Depuis lors les choses ont bien changé. Ce n’est pas que nous ayons cessé d’admirer dans Platon un talent incomparable, et, pour mon compte, s’il fallait citer entre toutes les littératures le chef-d’œuvre de l’art de composer et d’écrire, je ne serais pas éloigné de nommer le Banquet. Il est bien vrai que cet ouvrage contient des choses qu’une grande habitude du génie de la Grèce ne rend encore qu’à peine tolérables; mais Racine, qui avait commencé à le traduire de compte à demi avec une abbesse de Fontevrault, nous apprend que l’illustre dame n’était pas arrêtée par là, et ces étrangetés mêmes amènent des effets dramatiques qui concourent à la beauté de l’ensemble. Aujourd’hui cependant on écarte les traits qui choquent et même ceux qu’on admire pour considérer de préférence, pour pénétrer les théories épurées de l’amour que nous enseignent les divers convives en se surpassant successivement les uns les autres par la subtilité et l’élévation. C’est que le platonisme est à présent ce qui nous intéresse le plus dans Platon. Nous nous inquiétons plus de ce qu’il a voulu dire que de la manière dont il l’a dit.
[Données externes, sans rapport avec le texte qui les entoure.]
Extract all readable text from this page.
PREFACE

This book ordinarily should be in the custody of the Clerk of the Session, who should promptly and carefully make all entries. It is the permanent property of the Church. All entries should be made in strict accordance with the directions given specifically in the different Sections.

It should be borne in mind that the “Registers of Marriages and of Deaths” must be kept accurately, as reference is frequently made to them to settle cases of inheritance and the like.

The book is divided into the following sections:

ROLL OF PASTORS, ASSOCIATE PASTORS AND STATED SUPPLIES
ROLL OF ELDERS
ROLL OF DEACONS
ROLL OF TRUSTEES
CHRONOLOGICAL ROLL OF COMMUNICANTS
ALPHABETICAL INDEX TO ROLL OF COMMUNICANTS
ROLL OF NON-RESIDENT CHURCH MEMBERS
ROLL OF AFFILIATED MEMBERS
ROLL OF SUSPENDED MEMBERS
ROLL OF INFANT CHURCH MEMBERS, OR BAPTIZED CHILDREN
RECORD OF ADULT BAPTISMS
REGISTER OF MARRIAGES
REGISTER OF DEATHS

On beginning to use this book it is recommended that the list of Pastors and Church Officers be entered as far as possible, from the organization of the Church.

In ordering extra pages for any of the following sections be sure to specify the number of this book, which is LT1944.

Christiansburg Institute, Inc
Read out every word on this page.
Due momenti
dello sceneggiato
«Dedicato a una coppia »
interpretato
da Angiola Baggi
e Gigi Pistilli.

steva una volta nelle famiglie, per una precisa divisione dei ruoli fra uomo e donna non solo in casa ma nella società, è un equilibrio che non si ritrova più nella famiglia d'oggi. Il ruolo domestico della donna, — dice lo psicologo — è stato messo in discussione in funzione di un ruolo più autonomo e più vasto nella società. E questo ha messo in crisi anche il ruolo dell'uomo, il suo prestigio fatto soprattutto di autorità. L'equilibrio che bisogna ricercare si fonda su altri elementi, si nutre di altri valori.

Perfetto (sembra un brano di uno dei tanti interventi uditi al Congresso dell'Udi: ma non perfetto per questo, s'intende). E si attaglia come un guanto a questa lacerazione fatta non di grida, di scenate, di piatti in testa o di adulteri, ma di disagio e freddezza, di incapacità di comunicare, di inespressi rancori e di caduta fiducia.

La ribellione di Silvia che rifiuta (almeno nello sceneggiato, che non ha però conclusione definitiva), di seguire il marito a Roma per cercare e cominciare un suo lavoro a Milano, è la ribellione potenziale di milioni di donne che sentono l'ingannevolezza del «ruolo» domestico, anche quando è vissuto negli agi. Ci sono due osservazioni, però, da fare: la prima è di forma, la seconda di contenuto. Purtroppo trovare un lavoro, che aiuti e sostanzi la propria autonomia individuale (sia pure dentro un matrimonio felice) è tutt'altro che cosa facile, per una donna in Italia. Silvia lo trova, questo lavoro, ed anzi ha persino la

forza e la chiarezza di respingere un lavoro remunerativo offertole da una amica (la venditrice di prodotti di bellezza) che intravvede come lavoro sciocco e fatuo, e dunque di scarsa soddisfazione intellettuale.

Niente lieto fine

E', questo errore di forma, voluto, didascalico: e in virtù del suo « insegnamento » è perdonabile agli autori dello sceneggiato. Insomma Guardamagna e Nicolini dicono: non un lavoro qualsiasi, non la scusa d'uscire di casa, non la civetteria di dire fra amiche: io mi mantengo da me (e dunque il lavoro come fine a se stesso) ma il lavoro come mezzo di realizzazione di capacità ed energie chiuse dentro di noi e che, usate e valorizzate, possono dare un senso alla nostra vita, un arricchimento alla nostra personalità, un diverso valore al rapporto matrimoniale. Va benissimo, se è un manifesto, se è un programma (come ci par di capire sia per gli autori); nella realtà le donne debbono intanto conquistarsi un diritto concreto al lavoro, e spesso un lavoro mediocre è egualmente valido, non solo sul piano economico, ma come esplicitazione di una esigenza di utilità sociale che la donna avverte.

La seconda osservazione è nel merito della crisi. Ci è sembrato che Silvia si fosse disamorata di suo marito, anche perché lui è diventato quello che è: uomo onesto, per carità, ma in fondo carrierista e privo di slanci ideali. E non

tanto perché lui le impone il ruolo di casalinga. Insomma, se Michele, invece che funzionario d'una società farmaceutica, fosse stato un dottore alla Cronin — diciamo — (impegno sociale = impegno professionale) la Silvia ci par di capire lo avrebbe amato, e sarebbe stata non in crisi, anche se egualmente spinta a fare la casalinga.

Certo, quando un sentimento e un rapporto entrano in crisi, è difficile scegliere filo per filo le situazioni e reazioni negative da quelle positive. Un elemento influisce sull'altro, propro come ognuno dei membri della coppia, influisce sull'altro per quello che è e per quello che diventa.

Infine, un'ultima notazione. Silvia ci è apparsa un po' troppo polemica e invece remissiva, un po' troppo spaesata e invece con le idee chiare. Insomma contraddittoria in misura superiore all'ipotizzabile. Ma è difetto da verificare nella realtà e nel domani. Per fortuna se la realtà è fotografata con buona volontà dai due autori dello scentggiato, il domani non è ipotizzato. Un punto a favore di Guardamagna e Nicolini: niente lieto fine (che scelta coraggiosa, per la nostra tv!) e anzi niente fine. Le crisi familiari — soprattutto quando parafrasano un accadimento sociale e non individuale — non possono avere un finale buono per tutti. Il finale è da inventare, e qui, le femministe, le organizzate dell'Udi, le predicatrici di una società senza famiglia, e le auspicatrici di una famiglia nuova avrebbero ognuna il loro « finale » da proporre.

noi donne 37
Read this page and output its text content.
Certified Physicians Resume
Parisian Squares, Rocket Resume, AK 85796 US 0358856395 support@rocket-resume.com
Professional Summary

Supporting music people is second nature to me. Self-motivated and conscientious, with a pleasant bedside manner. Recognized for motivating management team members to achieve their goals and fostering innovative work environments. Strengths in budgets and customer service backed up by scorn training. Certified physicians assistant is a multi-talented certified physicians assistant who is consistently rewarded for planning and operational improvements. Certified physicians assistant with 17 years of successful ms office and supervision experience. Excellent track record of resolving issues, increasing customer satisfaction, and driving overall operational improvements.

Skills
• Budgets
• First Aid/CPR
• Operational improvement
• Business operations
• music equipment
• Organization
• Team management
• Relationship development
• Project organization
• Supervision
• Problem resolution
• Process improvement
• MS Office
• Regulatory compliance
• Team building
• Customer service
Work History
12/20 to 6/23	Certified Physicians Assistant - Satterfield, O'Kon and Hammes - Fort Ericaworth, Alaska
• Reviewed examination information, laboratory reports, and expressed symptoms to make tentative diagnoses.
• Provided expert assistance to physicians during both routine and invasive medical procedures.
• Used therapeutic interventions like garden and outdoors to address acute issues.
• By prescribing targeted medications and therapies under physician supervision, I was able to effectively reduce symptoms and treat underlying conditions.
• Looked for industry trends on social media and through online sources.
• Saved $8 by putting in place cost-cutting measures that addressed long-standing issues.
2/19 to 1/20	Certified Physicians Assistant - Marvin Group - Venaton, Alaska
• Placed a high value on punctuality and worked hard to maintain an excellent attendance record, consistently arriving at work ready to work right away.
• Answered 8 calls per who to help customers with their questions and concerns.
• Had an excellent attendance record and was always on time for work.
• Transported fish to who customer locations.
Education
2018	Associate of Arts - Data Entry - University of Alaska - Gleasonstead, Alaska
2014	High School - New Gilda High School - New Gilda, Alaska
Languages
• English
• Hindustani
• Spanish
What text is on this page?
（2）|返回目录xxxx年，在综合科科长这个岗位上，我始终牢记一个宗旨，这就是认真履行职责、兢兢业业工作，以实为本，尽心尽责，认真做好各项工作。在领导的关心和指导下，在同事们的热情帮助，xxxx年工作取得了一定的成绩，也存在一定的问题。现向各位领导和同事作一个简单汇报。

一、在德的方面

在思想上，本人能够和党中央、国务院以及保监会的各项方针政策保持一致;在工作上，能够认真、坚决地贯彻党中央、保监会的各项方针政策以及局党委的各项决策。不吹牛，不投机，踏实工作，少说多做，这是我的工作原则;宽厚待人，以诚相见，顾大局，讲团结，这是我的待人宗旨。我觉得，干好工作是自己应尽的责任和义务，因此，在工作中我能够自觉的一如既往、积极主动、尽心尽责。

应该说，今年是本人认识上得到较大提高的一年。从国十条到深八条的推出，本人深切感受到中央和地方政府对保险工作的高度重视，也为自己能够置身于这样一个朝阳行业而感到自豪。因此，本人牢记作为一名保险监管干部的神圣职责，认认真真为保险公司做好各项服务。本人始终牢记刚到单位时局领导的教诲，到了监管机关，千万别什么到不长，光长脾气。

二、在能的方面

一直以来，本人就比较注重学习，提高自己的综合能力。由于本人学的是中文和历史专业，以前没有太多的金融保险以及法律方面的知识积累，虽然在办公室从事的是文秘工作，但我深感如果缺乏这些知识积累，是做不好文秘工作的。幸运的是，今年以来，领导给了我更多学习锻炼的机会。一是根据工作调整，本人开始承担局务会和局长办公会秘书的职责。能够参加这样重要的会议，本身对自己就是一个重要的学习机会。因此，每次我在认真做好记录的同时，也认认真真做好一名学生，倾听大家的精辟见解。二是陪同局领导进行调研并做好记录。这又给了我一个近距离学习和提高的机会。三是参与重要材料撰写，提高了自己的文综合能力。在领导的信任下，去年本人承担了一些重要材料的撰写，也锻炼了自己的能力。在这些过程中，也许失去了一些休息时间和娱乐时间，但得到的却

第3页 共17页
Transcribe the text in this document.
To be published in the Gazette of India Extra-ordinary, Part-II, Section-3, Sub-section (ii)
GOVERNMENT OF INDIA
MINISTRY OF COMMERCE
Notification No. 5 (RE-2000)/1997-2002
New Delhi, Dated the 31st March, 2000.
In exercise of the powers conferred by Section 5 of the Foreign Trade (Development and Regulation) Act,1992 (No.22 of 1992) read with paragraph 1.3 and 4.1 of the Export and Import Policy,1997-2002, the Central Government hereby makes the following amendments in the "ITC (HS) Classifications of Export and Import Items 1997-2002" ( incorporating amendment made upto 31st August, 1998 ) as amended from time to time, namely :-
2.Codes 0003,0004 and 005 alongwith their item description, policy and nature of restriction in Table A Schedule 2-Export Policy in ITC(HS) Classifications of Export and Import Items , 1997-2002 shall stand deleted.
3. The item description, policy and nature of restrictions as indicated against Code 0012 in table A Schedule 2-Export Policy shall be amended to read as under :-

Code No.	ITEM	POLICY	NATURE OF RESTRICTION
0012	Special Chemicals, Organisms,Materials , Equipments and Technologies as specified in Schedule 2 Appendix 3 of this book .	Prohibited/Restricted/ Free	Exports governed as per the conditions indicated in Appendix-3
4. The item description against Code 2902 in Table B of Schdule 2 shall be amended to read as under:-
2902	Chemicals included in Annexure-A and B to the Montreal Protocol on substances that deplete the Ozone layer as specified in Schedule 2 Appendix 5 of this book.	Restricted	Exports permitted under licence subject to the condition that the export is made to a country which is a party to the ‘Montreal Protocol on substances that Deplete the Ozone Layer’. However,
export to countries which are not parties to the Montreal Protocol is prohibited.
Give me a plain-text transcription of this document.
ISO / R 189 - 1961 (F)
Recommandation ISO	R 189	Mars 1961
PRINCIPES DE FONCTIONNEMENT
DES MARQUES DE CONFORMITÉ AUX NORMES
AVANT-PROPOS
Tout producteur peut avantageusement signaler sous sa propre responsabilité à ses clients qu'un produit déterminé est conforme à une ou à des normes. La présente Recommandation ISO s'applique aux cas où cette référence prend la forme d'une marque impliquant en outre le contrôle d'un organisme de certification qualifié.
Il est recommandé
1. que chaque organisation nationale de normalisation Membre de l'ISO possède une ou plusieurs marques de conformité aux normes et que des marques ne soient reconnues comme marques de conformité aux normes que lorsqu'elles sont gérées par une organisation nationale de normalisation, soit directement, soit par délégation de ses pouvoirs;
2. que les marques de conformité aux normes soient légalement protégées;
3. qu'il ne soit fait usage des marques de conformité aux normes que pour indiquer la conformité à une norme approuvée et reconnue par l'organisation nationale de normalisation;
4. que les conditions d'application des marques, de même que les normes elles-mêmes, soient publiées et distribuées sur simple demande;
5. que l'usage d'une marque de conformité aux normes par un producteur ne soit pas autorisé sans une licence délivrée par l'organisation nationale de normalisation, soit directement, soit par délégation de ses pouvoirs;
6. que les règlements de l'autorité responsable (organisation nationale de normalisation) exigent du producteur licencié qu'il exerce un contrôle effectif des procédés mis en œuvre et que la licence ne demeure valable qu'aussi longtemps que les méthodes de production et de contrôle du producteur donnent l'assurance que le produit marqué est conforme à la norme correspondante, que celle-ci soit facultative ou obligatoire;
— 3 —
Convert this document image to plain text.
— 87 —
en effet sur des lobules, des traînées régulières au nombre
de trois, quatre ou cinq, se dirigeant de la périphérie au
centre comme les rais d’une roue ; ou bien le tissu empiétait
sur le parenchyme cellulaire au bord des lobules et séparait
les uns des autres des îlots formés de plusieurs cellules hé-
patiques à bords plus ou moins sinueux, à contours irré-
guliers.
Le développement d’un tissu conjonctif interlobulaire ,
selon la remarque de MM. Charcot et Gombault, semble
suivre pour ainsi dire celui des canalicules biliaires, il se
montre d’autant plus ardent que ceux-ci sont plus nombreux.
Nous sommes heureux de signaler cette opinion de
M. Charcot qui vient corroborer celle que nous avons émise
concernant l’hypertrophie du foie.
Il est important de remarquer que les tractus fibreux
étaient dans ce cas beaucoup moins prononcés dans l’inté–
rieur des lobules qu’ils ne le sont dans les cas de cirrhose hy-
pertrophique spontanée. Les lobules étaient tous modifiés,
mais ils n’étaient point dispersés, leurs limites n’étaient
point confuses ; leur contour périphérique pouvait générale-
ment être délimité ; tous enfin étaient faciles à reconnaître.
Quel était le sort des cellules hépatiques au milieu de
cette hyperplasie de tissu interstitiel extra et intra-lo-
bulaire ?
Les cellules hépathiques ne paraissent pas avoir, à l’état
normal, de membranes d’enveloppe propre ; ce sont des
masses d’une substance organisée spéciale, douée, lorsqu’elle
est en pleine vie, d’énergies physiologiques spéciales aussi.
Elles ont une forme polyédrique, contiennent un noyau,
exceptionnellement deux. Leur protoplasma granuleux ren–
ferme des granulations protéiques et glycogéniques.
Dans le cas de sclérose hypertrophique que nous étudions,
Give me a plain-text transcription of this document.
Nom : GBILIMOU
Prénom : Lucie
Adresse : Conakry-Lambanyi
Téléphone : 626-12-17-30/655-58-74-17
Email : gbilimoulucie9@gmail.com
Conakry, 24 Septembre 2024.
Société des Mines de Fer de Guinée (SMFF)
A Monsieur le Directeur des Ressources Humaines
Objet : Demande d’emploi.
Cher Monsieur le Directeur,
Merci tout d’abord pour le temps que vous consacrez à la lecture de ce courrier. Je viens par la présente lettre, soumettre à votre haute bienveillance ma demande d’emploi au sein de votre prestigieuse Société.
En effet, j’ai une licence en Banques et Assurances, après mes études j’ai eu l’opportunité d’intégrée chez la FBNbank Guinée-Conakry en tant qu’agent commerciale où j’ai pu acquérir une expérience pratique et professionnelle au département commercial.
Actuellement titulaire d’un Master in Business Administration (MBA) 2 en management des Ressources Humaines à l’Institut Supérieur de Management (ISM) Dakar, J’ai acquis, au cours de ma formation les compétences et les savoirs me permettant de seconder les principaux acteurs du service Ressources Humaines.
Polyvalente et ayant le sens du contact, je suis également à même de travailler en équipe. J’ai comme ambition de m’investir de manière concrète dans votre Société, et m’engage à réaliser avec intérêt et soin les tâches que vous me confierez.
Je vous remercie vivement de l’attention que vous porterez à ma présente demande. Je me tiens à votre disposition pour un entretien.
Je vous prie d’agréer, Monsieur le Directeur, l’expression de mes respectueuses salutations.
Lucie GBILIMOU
M. Cousin est venu, et la philosophie ancienne a repris pour ainsi dire sa place dans l’esprit humain, et en tête de toute la philosophie ancienne celle du fondateur de l’Académie. C’est peut-être le plus grand service que M. Cousin ait rendu à la science et à la pensée, et toute son école, excitée et formée par lui à retourner vers les monumens de la sagesse antique, y a cherché moins les traces de l’art que celles de la vérité, qui peut être retrouvée tout à la fois par l’étude directe de la nature des choses et par l’histoire des efforts que les hommes ont faits pour la découvrir. Ce retour au passé, cet emploi de l’érudition et de la critique en vue des systèmes encore plus que des textes, rentrait particulièrement dans l’esprit éminemment historique de notre époque, et il a produit des ouvrages d’une haute valeur qui, entre autres noms, rappellent ceux de MM. Jules Simon, Lévêque, Paul Janet, Vacherot, B. Saint-Hilaire et Ravaisson. Il ne s’en faut pas de beaucoup que toute l’antiquité philosophique nous soit bien connue, et que M. Brandis lui-même ait désormais peu de chose à nous apprendre.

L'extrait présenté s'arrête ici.